Our #OAat50 August highlights took us first to Fleet Marston where excavations of a Roman settlement for HS2 led to the discovery of a Roman cemtery and some rather different burials. We then revisited an Anglo-Saxon cemetery in Cambridgeshire with some very special grave goods. From there we jumped all the way back to the Palaeolithic to explore what Britain looked like then. Then excavations at the church of St Michael's in Workington, Cumbria, revealed an exciting potential murder mystery set in the Middle Ages. We ended the month in France, where we looked at the work OA did at the Chateau de Falaise, birthplace of William the Conqueror.  

Headless Romans at Fleet Marston

For this week's #OAat50 highlight, we visit a fascinating site in Buckinghamshire. In 2021, archaeologists from Oxford Archaeology and Cotswold Archaeology, working as COPA Joint Venture, uncovered parts of a Roman town at Fleet Marston, outside Aylesbury in Buckinghamshire. The work was carried out for Fusion Joint Venture HS2 Enabling Works Contractor as part of the HS2 programme. Until the HS2 work, little was known about this large roadside settlement.

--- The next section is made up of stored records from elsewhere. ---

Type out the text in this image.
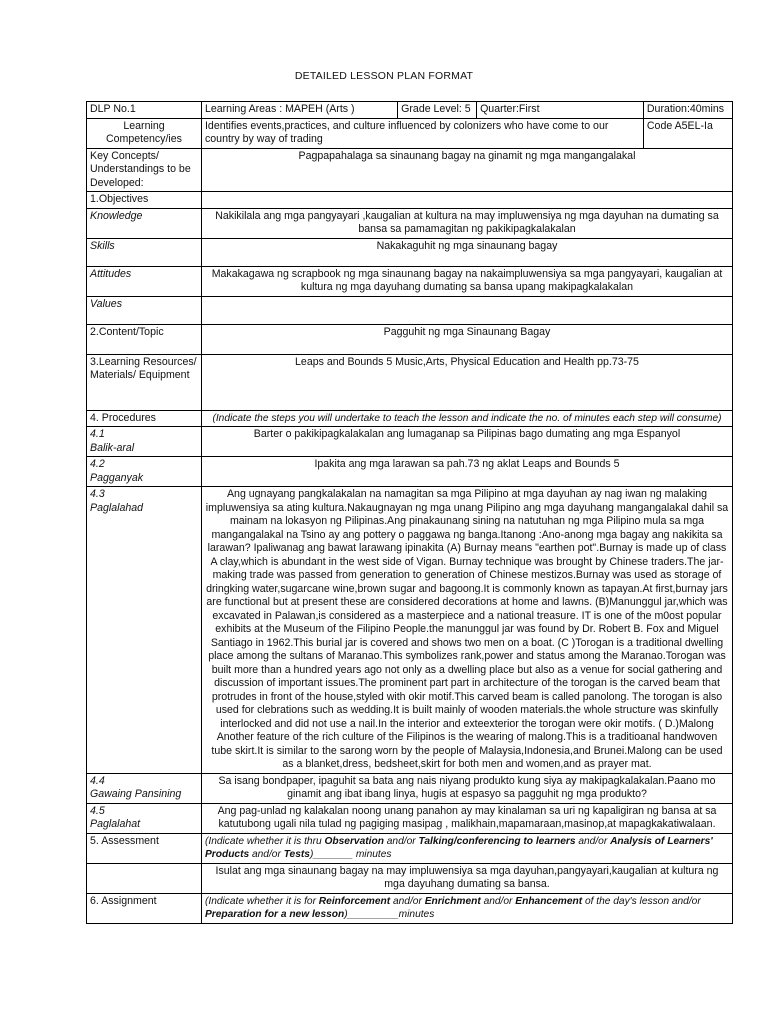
DETAILED LESSON PLAN FORMAT
DLP No.1	Learning Areas : MAPEH (Arts )	Grade Level: 5	Quarter:First	Duration:40mins
Learning Competency/ies	Identifies events,practices, and culture influenced by colonizers who have come to our country by way of trading			Code A5EL-Ia
Key Concepts/ Understandings to be Developed:	Pagpapahalaga sa sinaunang bagay na ginamit ng mga mangangalakal			
1.Objectives				
Knowledge	Nakikilala ang mga pangyayari ,kaugalian at kultura na may impluwensiya ng mga dayuhan na dumating sa bansa sa pamamagitan ng pakikipagkalakalan			
Skills	Nakakaguhit ng mga sinaunang bagay			
Attitudes	Makakagawa ng scrapbook ng mga sinaunang bagay na nakaimpluwensiya sa mga pangyayari, kaugalian at kultura ng mga dayuhang dumating sa bansa upang makipagkalakalan			
Values				
2.Content/Topic	Pagguhit ng mga Sinaunang Bagay			
3.Learning Resources/ Materials/ Equipment	Leaps and Bounds 5 Music,Arts, Physical Education and Health pp.73-75			
4. Procedures	(Indicate the steps you will undertake to teach the lesson and indicate the no. of minutes each step will consume)			
4.1
Balik-aral	Barter o pakikipagkalakalan ang lumaganap sa Pilipinas bago dumating ang mga Espanyol			
4.2
Pagganyak	Ipakita ang mga larawan sa pah.73 ng aklat Leaps and Bounds 5			
4.3
Paglalahad	Ang ugnayang pangkalakalan na namagitan sa mga Pilipino at mga dayuhan ay nag iwan ng malaking impluwensiya sa ating kultura.Nakaugnayan ng mga unang Pilipino ang mga dayuhang mangangalakal dahil sa mainam na lokasyon ng Pilipinas.Ang pinakaunang sining na natutuhan ng mga Pilipino mula sa mga mangangalakal na Tsino ay ang pottery o paggawa ng banga.Itanong :Ano-anong mga bagay ang nakikita sa larawan? Ipaliwanag ang bawat larawang ipinakita (A) Burnay means "earthen pot".Burnay is made up of class A clay,which is abundant in the west side of Vigan. Burnay technique was brought by Chinese traders.The jar-making trade was passed from generation to generation of Chinese mestizos.Burnay was used as storage of dringking water,sugarcane wine,brown sugar and bagoong.It is commonly known as tapayan.At first,burnay jars are functional but at present these are considered decorations at home and lawns. (B)Manunggul jar,which was excavated in Palawan,is considered as a masterpiece and a national treasure. IT is one of the m0ost popular exhibits at the Museum of the Filipino People.the manunggul jar was found by Dr. Robert B. Fox and Miguel Santiago in 1962.This burial jar is covered and shows two men on a boat. (C )Torogan is a traditional dwelling place among the sultans of Maranao.This symbolizes rank,power and status among the Maranao.Torogan was built more than a hundred years ago not only as a dwelling place but also as a venue for social gathering and discussion of important issues.The prominent part part in architecture of the torogan is the carved beam that protrudes in front of the house,styled with okir motif.This carved beam is called panolong. The torogan is also used for clebrations such as wedding.It is built mainly of wooden materials.the whole structure was skinfully interlocked and did not use a nail.In the interior and exteexterior the torogan were okir motifs. ( D.)Malong Another feature of the rich culture of the Filipinos is the wearing of malong.This is a traditioanal handwoven tube skirt.It is similar to the sarong worn by the people of Malaysia,Indonesia,and Brunei.Malong can be used as a blanket,dress, bedsheet,skirt for both men and women,and as prayer mat.			
4.4
Gawaing Pansining	Sa isang bondpaper, ipaguhit sa bata ang nais niyang produkto kung siya ay makipagkalakalan.Paano mo ginamit ang ibat ibang linya, hugis at espasyo sa pagguhit ng mga produkto?			
4.5
Paglalahat	Ang pag-unlad ng kalakalan noong unang panahon ay may kinalaman sa uri ng kapaligiran ng bansa at sa katutubong ugali nila tulad ng pagiging masipag , malikhain,mapamaraan,masinop,at mapagkakatiwalaan.			
5. Assessment	(Indicate whether it is thru Observation and/or Talking/conferencing to learners and/or Analysis of Learners' Products and/or Tests)_______ minutes			
	Isulat ang mga sinaunang bagay na may impluwensiya sa mga dayuhan,pangyayari,kaugalian at kultura ng mga dayuhang dumating sa bansa.			
6. Assignment	(Indicate whether it is for Reinforcement and/or Enrichment and/or Enhancement of the day's lesson and/or Preparation for a new lesson)_________minutes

The OA team excavating the Roman cemetery at Fleet Marston

An Anglo-Saxon cemetery near Cambridge Airport

If you're into Early Medieval archaeology, this week's #OAat50 highlight is a real treat.

In 2007 our Cambridge Office (then the Archaeological Field Unit) evaluated a site at Hatherdene Close next to Cambridge Airport. Roman and Middle Saxon remains were known from nearby, but ten Anglo-Saxon burials were found. We would have to wait 9 years to excavate them fully...

Zoomorphic brooch from the Anglo-Saxon cemetery at Hatherdene Close, Cambridge

Lost Landscapes of Palaeolithic Britain

This week's #OAat50 highlight is an OA publication that revolutionised our understanding of the Palaeolithic in Britain. "Lost Landscapes of Palaeolithic Britain" was a collaboration between OA and a team of leading academics aimed at disseminating to a wider audience the results of projects supported by £8.8 million funding from the Government's Aggregates Levy Sustainability Fund (ALSF) administered by Historic England.

Reconstruction illustration of a river ford in Palaeolithic Britain

A medieval murder mystery?

This week's #OAat50 highlight takes us to Workington, Cumbria, and a potential early medieval murder mystery.

This intriguing drawing indicates some of the final injuries suffered by an individual buried at Workington in the 11th century looking out over the Irish Sea; but what are these injuries, and how did the person get them? The story begins in 2014 when we were commissioned to conduct the analysis and publication of some archaeological work conducted on St Michael’s Church in the late 1990s. This included a detailed investigation by our burials team of skeletal remains dating to the early medieval and medieval periods.

Illustration of the injuries sustained by the skeleton found at the St Michael's church, Workington

Chateau de Falaise and William the Conqueror

For this week's #OAat50 highlight we go back to France and to another castle project. After the success of OA’s work at the Chateau de Mayenne, OA had the privilege to carry out another complex castle excavation in Normandy at the Chateau de Falaise.